Wednesday, May 27, 2015

What Is Man That Thou Art Mindful Of Him? (Worth Revisiting)

This past Monday we made our first beach visit of the year.  It was much too cold to go into the water yet, even though it was a warm day.  Nonetheless, it put me in mind of this Worth Revisiting (I think) post, first published on June 24th last year. To enjoy the work of other Catholic bloggers,please visit Worth Revisiting Wednesday, hosted by Elizabeth Reardon at theologyisaverb.com and Allison Gingras at reconciledtoyou.com.


            When I look at the Heavens, the work of thy fingers,
            The work moon and the stars which thou hast established;
            What is man that thou art mindful of him,
            And the son of man that thou dost care for him?
            Yet thou hast made him little less than God,
            And dost crown him with glory and honor.  (Psalm 8:3-5)

The author's feet, Pine Point Beach, Maine, June 2014
Yesterday morning at the beach with my family, enjoying some beautiful early summer weather, I was reminded of a hymn we sometimes sing at Mass: “There is a wideness in God’s mercy, like the wideness of the sea.”  Standing on the edge of the ocean we can find its vastness overwhelming: we can feel very, very small in comparison.  Sometimes when we look up at the heavens and think about the immensity of the universe , we can almost feel physically overwhelmed by it, as Edna St. Vincent Millay describes it in her poem “Renaissance”:

            So here upon my back I’ll lie
            And look my fill into the sky.
            And so I looked, and, after all,
            The sky was not so very tall.
            The sky, I said, must somewhere stop,
            And – sure enough! – I see the top!
            The sky I thought, is not so grand;
            I ‘most could touch it with my hand!
            And reaching up my hand to try,
            I screamed to feel it touch the sky.
            I screamed and – lo! – Infinity
            Came down and settled over me;
            Forced back my scream into my chest,
            Bent back my arm upon my breast . . .

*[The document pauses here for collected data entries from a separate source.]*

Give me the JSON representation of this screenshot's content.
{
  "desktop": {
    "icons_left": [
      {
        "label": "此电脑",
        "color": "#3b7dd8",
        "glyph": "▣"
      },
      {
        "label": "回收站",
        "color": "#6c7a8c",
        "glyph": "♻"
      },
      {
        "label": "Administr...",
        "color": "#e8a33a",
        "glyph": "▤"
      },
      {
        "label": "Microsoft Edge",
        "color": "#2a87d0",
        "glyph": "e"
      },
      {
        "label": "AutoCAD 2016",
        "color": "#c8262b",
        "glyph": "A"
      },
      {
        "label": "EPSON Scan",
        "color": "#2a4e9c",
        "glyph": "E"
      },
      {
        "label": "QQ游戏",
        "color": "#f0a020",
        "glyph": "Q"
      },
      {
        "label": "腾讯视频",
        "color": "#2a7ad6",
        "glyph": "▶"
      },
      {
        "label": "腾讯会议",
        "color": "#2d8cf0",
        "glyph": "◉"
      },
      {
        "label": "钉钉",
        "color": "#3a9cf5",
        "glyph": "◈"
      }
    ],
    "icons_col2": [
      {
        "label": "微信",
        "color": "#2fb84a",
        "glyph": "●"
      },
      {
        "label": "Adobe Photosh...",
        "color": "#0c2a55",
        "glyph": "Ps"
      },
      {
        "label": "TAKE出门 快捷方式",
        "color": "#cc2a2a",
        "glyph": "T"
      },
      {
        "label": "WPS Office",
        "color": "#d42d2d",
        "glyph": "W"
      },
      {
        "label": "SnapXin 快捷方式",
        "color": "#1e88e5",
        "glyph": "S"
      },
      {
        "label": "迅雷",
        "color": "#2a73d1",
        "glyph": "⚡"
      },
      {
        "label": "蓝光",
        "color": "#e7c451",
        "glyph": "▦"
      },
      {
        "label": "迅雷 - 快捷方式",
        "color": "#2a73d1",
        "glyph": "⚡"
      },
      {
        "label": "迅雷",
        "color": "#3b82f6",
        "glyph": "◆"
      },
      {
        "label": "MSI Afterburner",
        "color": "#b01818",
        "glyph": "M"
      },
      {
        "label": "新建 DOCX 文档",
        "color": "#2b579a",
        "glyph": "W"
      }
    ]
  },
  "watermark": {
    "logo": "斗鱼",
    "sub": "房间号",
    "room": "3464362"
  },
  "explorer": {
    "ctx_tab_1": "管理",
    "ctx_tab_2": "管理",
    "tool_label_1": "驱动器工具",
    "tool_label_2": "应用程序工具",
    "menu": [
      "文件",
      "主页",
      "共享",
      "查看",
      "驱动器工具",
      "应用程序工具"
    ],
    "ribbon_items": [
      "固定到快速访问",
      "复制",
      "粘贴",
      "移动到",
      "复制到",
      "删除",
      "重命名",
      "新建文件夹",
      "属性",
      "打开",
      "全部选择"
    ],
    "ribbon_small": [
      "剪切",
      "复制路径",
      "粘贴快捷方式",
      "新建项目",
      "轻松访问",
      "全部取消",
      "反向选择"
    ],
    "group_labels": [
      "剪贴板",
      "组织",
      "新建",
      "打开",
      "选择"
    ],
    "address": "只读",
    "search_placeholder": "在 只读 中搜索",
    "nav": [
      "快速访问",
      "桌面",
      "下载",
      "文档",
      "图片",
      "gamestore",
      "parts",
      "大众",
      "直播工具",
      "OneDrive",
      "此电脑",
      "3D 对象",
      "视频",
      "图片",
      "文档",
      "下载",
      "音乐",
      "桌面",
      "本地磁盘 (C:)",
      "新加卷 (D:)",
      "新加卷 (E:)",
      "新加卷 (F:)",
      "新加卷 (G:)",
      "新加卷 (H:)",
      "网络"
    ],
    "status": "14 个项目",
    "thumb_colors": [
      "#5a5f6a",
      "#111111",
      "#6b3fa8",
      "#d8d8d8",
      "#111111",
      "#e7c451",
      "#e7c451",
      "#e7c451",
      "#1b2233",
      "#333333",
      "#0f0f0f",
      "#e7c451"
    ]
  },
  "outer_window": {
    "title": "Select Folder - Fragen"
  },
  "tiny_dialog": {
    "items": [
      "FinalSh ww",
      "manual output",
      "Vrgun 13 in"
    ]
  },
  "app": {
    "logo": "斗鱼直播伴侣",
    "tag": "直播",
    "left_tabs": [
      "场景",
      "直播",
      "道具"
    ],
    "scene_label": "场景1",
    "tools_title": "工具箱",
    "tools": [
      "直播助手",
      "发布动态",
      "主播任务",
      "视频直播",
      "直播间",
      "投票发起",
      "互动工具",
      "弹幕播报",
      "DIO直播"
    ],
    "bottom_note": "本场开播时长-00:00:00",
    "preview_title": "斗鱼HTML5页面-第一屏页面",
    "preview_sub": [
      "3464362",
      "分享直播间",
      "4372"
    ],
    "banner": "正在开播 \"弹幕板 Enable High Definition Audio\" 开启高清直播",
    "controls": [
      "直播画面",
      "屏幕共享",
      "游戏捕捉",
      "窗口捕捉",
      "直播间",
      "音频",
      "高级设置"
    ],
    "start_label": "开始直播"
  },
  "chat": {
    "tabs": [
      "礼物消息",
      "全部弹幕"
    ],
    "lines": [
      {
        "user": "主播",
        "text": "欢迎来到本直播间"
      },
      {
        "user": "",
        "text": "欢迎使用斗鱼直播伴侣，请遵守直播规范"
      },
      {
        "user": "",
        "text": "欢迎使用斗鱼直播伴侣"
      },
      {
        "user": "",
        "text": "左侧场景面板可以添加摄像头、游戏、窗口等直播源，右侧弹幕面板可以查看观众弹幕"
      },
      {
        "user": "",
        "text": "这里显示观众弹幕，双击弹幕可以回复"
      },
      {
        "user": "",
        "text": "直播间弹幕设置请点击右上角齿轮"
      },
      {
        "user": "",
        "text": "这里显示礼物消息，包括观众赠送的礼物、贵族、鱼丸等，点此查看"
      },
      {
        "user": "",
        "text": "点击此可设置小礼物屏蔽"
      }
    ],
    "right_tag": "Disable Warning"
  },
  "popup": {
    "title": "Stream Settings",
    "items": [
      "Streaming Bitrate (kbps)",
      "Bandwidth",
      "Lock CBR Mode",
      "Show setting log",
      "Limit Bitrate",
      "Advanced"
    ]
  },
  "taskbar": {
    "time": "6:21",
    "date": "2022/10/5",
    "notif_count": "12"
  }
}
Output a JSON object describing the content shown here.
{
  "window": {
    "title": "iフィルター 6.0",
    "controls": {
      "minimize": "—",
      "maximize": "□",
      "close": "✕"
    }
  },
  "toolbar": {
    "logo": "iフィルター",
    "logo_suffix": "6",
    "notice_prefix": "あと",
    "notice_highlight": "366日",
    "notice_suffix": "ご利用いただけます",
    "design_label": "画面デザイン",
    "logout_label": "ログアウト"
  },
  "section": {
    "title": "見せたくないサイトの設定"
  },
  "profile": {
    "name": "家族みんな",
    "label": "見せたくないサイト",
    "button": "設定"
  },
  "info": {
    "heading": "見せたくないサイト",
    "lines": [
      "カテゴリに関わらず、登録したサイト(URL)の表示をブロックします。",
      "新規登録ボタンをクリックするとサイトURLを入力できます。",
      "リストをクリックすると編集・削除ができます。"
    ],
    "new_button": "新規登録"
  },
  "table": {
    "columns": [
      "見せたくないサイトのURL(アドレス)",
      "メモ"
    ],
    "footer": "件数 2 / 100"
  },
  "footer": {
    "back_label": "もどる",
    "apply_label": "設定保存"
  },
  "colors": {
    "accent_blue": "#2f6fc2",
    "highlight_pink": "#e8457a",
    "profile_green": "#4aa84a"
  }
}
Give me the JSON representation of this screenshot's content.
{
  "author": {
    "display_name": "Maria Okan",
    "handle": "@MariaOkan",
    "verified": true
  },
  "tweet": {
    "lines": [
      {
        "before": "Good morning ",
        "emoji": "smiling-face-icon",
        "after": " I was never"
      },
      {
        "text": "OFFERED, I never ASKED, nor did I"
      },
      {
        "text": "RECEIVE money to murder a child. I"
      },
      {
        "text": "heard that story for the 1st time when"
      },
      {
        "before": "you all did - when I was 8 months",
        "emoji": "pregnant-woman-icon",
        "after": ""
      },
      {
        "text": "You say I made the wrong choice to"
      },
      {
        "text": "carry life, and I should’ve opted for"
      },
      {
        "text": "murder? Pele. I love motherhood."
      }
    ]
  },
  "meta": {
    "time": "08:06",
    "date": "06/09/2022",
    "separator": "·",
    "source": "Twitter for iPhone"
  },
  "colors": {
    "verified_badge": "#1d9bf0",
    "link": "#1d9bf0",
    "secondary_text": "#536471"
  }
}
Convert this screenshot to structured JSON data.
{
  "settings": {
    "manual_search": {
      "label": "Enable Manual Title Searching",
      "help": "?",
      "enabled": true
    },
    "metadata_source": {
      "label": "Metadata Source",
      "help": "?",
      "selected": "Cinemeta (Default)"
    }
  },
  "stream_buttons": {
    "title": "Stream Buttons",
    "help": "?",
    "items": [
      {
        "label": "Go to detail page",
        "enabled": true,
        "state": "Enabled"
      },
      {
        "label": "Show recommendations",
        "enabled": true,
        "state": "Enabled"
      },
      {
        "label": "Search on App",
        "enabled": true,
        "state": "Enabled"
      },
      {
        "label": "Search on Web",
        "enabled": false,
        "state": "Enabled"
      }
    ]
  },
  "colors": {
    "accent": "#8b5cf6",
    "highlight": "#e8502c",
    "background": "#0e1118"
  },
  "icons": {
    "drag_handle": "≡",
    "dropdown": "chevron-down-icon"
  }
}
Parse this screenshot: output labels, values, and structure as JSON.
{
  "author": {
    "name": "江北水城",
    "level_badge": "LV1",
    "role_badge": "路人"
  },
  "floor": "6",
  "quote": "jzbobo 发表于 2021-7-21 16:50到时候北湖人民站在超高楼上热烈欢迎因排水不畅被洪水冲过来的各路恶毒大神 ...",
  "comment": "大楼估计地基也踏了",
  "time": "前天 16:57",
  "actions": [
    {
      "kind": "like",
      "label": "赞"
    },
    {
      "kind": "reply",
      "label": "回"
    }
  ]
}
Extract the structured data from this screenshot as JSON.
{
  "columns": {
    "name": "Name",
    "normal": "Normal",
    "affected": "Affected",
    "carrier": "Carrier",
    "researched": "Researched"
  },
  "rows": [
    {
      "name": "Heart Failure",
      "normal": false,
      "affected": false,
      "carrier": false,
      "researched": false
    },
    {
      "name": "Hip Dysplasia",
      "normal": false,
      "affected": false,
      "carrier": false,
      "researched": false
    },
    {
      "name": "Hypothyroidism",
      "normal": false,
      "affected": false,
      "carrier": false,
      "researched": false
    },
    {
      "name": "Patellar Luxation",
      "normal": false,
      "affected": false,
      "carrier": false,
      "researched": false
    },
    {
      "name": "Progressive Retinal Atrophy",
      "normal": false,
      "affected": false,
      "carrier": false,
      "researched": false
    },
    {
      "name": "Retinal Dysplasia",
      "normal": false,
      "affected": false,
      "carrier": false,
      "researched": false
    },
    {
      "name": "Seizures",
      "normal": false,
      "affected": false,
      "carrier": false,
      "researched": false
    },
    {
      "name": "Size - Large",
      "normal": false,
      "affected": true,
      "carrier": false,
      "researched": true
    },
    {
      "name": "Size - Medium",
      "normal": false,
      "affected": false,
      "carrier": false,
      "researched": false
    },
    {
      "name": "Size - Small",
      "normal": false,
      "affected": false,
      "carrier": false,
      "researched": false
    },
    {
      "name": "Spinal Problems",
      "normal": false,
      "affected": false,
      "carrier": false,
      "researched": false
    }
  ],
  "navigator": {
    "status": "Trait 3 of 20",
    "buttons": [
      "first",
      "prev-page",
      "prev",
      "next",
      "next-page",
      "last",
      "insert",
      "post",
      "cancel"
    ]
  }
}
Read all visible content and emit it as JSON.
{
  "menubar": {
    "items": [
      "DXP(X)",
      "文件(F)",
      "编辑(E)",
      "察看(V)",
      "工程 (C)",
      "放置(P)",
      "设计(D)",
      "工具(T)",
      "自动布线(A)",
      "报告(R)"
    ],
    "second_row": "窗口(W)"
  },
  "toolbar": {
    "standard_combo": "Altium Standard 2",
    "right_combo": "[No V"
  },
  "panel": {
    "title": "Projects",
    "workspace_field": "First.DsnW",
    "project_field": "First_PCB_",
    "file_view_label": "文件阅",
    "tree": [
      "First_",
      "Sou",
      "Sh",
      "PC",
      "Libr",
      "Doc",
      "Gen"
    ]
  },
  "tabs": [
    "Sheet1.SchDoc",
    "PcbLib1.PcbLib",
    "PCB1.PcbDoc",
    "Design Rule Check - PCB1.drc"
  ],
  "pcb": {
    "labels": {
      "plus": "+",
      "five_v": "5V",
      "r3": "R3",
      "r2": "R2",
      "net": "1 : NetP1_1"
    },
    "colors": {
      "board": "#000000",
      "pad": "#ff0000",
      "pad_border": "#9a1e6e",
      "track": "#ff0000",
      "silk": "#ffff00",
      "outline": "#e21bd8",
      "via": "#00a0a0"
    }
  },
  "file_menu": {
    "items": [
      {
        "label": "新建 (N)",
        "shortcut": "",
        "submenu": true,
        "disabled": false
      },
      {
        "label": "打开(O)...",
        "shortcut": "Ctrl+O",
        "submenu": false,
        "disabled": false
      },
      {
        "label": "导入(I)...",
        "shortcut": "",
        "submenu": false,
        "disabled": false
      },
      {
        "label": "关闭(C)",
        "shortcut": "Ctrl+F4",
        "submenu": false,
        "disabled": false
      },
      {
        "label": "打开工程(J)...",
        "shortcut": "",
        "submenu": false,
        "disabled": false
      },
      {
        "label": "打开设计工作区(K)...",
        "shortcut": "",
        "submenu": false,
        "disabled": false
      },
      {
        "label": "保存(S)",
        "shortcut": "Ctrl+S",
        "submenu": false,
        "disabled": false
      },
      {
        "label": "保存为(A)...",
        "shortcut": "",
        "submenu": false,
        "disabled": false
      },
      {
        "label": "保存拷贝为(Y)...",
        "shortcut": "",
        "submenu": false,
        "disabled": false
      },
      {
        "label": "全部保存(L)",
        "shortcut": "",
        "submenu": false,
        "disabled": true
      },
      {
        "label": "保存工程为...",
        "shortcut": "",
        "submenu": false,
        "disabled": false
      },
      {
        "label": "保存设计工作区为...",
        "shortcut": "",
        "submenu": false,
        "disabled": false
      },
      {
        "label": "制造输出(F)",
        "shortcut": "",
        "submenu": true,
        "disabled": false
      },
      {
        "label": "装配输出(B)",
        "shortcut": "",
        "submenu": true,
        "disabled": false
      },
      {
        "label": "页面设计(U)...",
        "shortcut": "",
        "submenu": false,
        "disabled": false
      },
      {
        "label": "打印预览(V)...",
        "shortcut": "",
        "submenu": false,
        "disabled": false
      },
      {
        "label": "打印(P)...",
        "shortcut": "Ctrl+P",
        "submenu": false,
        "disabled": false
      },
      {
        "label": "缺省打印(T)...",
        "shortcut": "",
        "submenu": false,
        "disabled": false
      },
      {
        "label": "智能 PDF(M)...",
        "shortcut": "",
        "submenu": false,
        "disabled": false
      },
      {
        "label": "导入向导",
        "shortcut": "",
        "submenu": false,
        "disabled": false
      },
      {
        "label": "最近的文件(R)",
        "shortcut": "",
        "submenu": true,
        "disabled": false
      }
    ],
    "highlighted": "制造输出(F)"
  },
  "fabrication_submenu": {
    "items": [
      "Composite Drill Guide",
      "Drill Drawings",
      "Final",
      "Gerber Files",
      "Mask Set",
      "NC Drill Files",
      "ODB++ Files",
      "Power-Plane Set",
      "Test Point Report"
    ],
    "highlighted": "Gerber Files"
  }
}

     How much more humbling than the vastness of creation is the infinite God who created it?  How can we not feel absolutely insignificant by comparison?  As I’ve said before, it’s not so much the existence of a creator-God that is so difficult for us to believe, it is that such a God could possibly even notice something as small as ourselves, much less love us.
     That’s part of the wonder of the Incarnation, which we just celebrated this past Sunday in the Solemnity of the Most Holy Body and Blood of Christ.  “God so loved the world that he gave his only Son” (John 3:16): God put himself on our level (to the degree that he can), he gave us a human face to gaze on, and in taking on human form sanctified humanity.  “If God is for us,” Saint Paul asks, “who is against us?” (Romans 8:31)  It is Christ Incarnate that allows us to feel the boundless immensity of creation not as an infinite indifference swallowing us up without a second thought, but the embrace of infinite Love, because by lowering himself to become man, and by suffering and dying for us, Jesus showed us in the flesh that, truly, “God is Love”(1John 4:8). Let us thank The Lord.